Dice que al inicio no estaba seguro de cómo sería recibido, pero al ver que había interés en su narración sintió que valía la pena. Tanto lo impresionó lo vivido, que compartió la experiencia en su muro de Facebook. Resultó muy satisfactorio para él, aunque, como dice, solo hizo lo que mejor se le da: contar.
El ser humano es una criatura que cuenta y vive historias. Buena parte de nuestra vida se despliega en un acto permanente de escucha y narración. Los griots, aedos, juglares y otros narradores de cuentos nacieron de esa necesidad de escuchar, conocer y vivir otras vidas a partir de lo contado. En momentos de crisis, ese acto de contar/contarse se convierte en una forma de resistencia y consuelo, ofreciendo un espacio seguro de intercambio, comprensión, descanso y, a veces, catarsis.

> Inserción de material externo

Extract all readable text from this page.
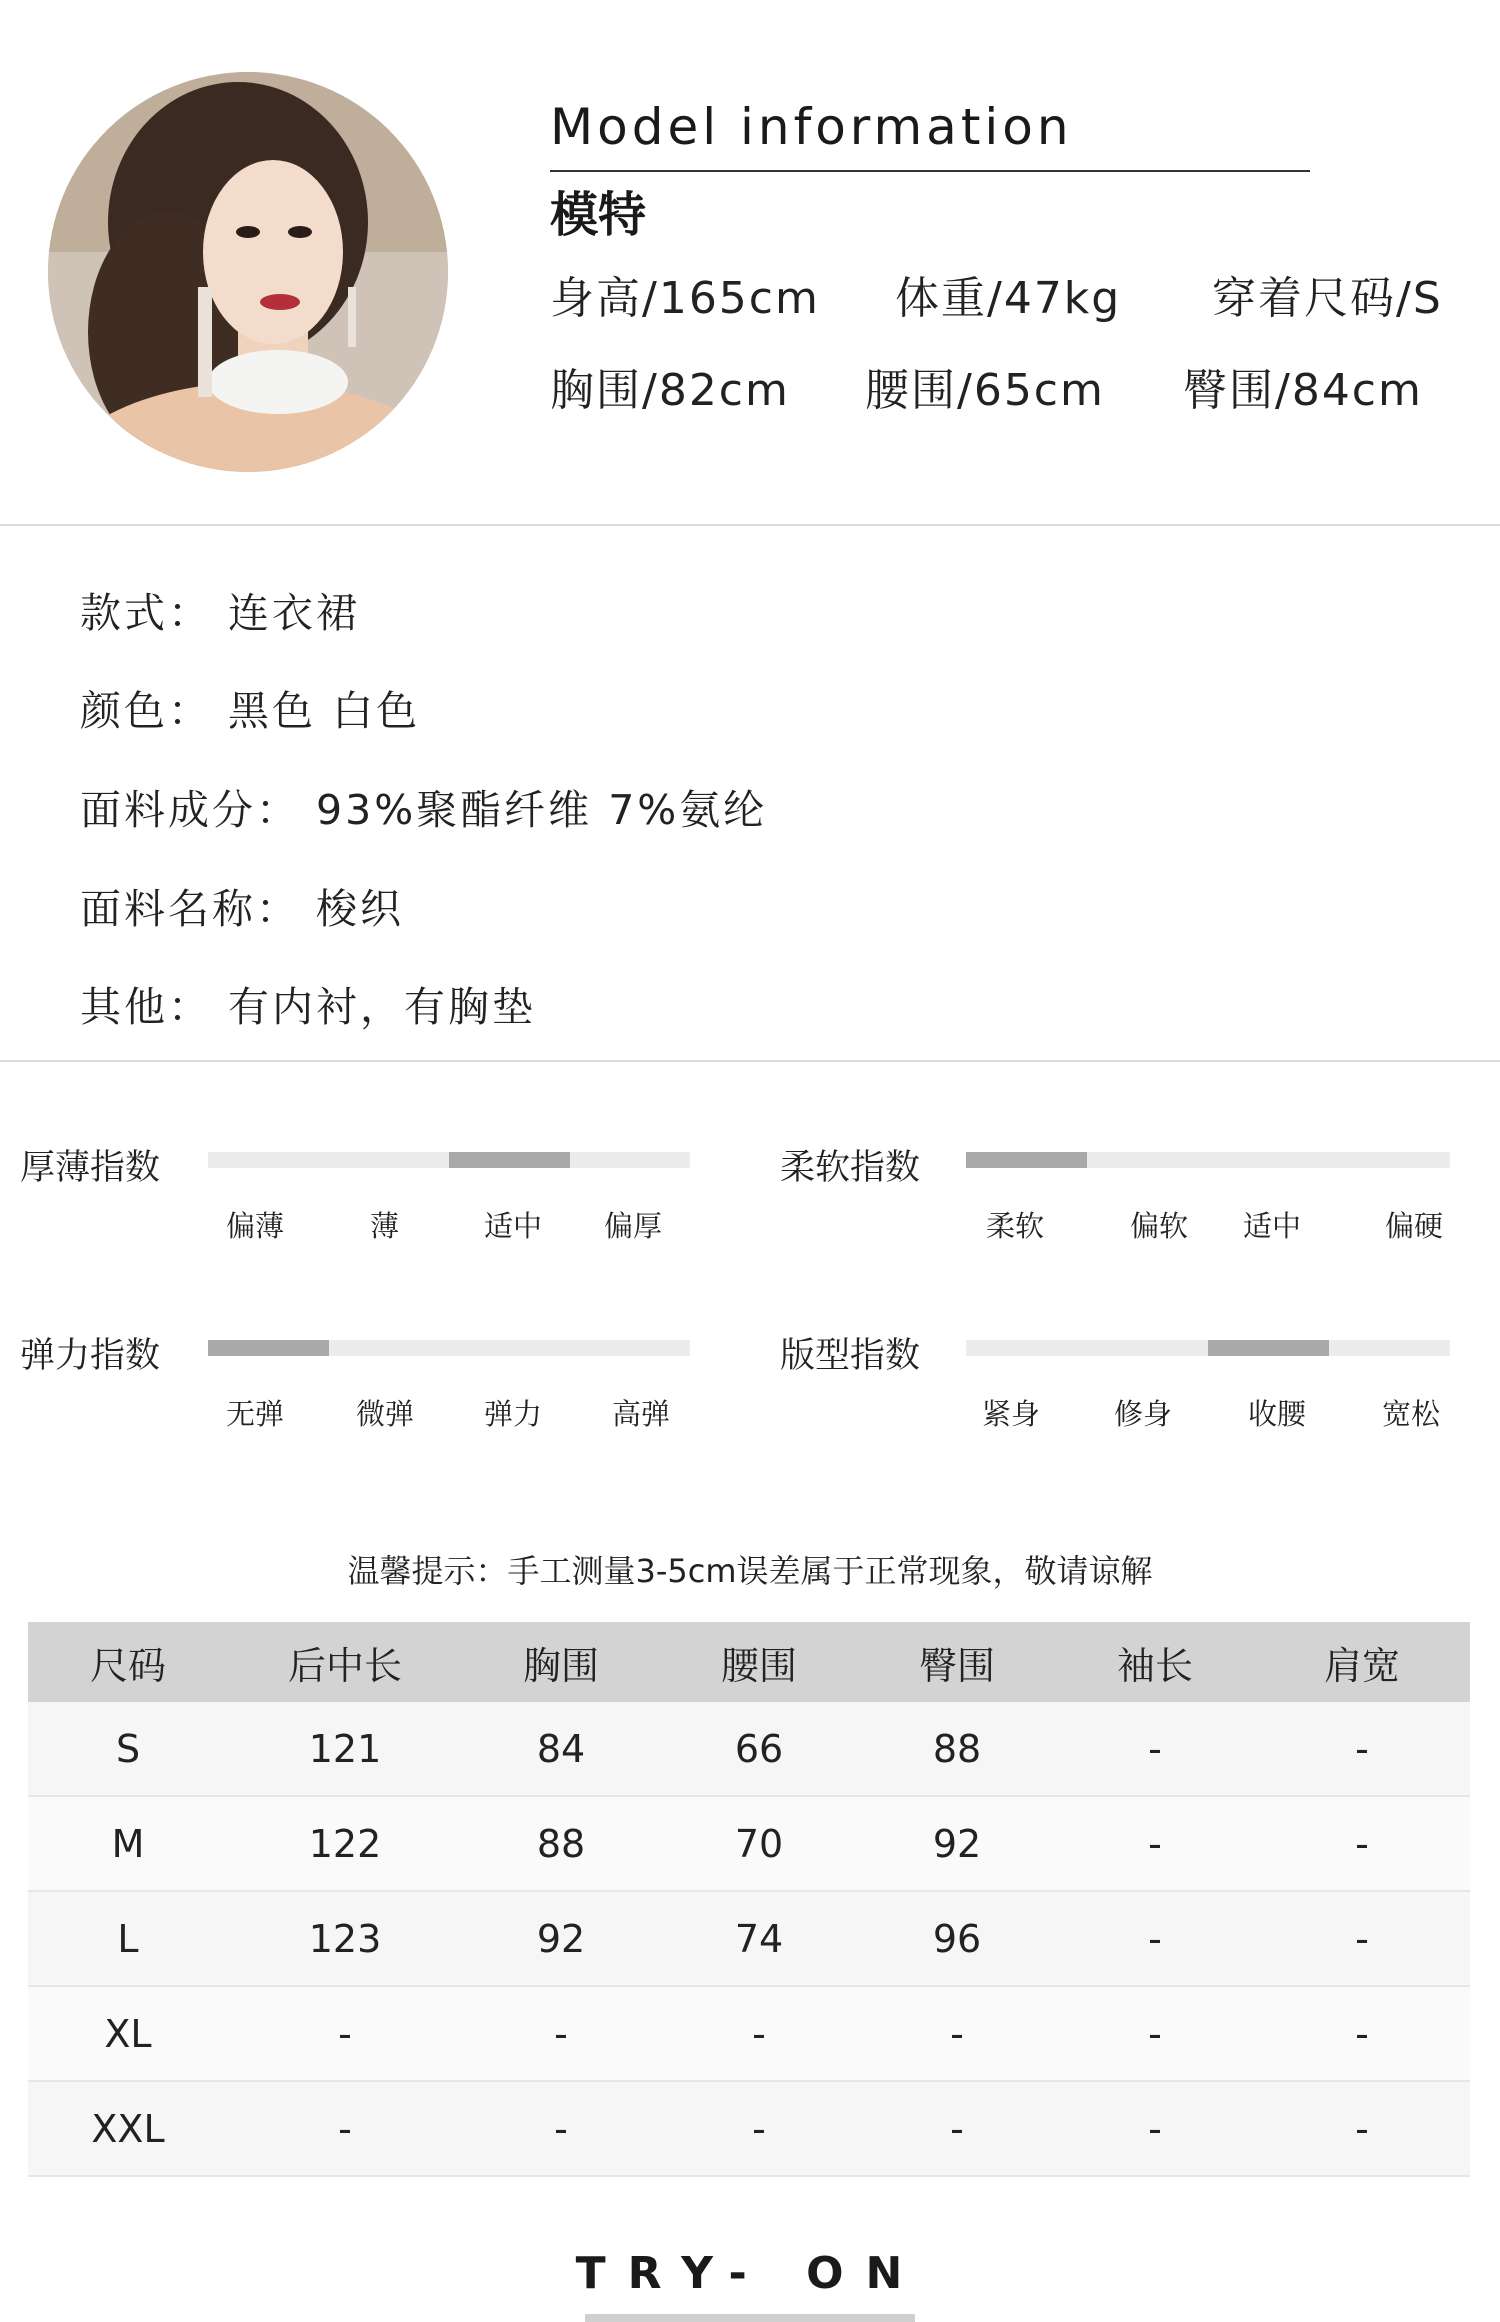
Model information
模特
身高/165cm 体重/47kg 穿着尺码/S
胸围/82cm 腰围/65cm 臀围/84cm
款式： 连衣裙
颜色： 黑色 白色
面料成分： 93%聚酯纤维 7%氨纶
面料名称： 梭织
其他： 有内衬，有胸垫
厚薄指数
偏薄	薄	适中 偏厚
柔软指数
柔软	偏软 适中	偏硬
弹力指数
无弹 微弹 弹力 高弹
版型指数
紧身	修身	收腰	宽松
温馨提示：手工测量3-5cm误差属于正常现象，敬请谅解
尺码	后中长	胸围	腰围	臀围	袖长	肩宽
S	121	84	66	88	-	-
M	122	88	70	92	-	-
L	123	92	74	96	-	-
XL	-	-	-	-	-	-
XXL	-	-	-	-	-	-
TRY- ON
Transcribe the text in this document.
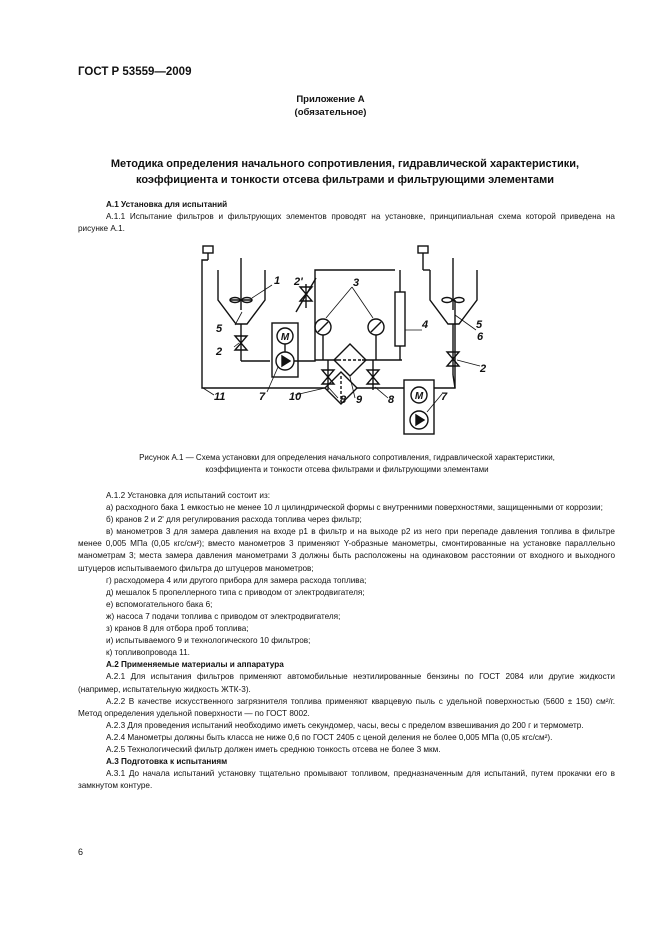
ГОСТ Р 53559—2009
Приложение А
(обязательное)
Методика определения начального сопротивления, гидравлической характеристики,
коэффициента и тонкости отсева фильтрами и фильтрующими элементами

А.1 Установка для испытаний

А.1.1 Испытание фильтров и фильтрующих элементов проводят на установке, принципиальная схема которой приведена на рисунке А.1.

М
М
1 2'	3
4	5
6
2
5
2
7
11	10	8 9 8	7
Рисунок А.1 — Схема установки для определения начального сопротивления, гидравлической характеристики,
коэффициента и тонкости отсева фильтрами и фильтрующими элементами

А.1.2 Установка для испытаний состоит из:

а) расходного бака 1 емкостью не менее 10 л цилиндрической формы с внутренними поверхностями, защищенными от коррозии;

б) кранов 2 и 2' для регулирования расхода топлива через фильтр;

в) манометров 3 для замера давления на входе p1 в фильтр и на выходе p2 из него при перепаде давления топлива в фильтре менее 0,005 МПа (0,05 кгс/см²); вместо манометров 3 применяют Y-образные манометры, смонтированные на установке параллельно манометрам 3; места замера давления манометрами 3 должны быть расположены на одинаковом расстоянии от входного и выходного штуцеров испытываемого фильтра до штуцеров манометров;

г) расходомера 4 или другого прибора для замера расхода топлива;

д) мешалок 5 пропеллерного типа с приводом от электродвигателя;

е) вспомогательного бака 6;

ж) насоса 7 подачи топлива с приводом от электродвигателя;

з) кранов 8 для отбора проб топлива;

и) испытываемого 9 и технологического 10 фильтров;

к) топливопровода 11.

А.2 Применяемые материалы и аппаратура

А.2.1 Для испытания фильтров применяют автомобильные неэтилированные бензины по ГОСТ 2084 или другие жидкости (например, испытательную жидкость ЖТК-3).

А.2.2 В качестве искусственного загрязнителя топлива применяют кварцевую пыль с удельной поверхностью (5600 ± 150) см²/г. Метод определения удельной поверхности — по ГОСТ 8002.

А.2.3 Для проведения испытаний необходимо иметь секундомер, часы, весы с пределом взвешивания до 200 г и термометр.

А.2.4 Манометры должны быть класса не ниже 0,6 по ГОСТ 2405 с ценой деления не более 0,005 МПа (0,05 кгс/см²).

А.2.5 Технологический фильтр должен иметь среднюю тонкость отсева не более 3 мкм.

А.3 Подготовка к испытаниям

А.3.1 До начала испытаний установку тщательно промывают топливом, предназначенным для испытаний, путем прокачки его в замкнутом контуре.

6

Héctor tiene 38 años y trabaja como asesor literario de la Casa de Cultura de Jiguaní. También escribe literatura infantil. De su autoría son los libros Cuentos feos, Los pies prestados, El regalo, La familia Tan Tan, Alicia maravillada, Vaca de vacaciones y La vaca gallina. Trabajar con las infancias y lograr acercarlas a la literatura es su pasión. Conseguir que escriban cuentos y poesías está bien, pero su mayor deseo es que quieran escuchar. Como promotor de la lectura tiene una esperanza tenaz en el poder transformador de los libros y las historias. Así lo vivió con aquellas que llegaron a sus manos.
“Yo fui profesor en la escuela de arte y guionista en la televisión de Bayamo. Por cuestiones de transporte y de la inflación me fui replegando a mi municipio, hasta quedarme con este solo trabajo que tengo. Para mí es como una tarea espiritual alegrar a las personas con un libro, un cuento o un poema, también escuchar lo que escriben, lo que leen. Son tiempos en los que muy pocas personas se sientan a escuchar lo que lees, lo que has escrito, tu producción espiritual. Eso pareciera no importarle a nadie, pero a los asesores literarios nos importa, y mucho. Cuando llega una señora y te lee un poema suyo te está mostrando lo más privado que puede tener en su vida”.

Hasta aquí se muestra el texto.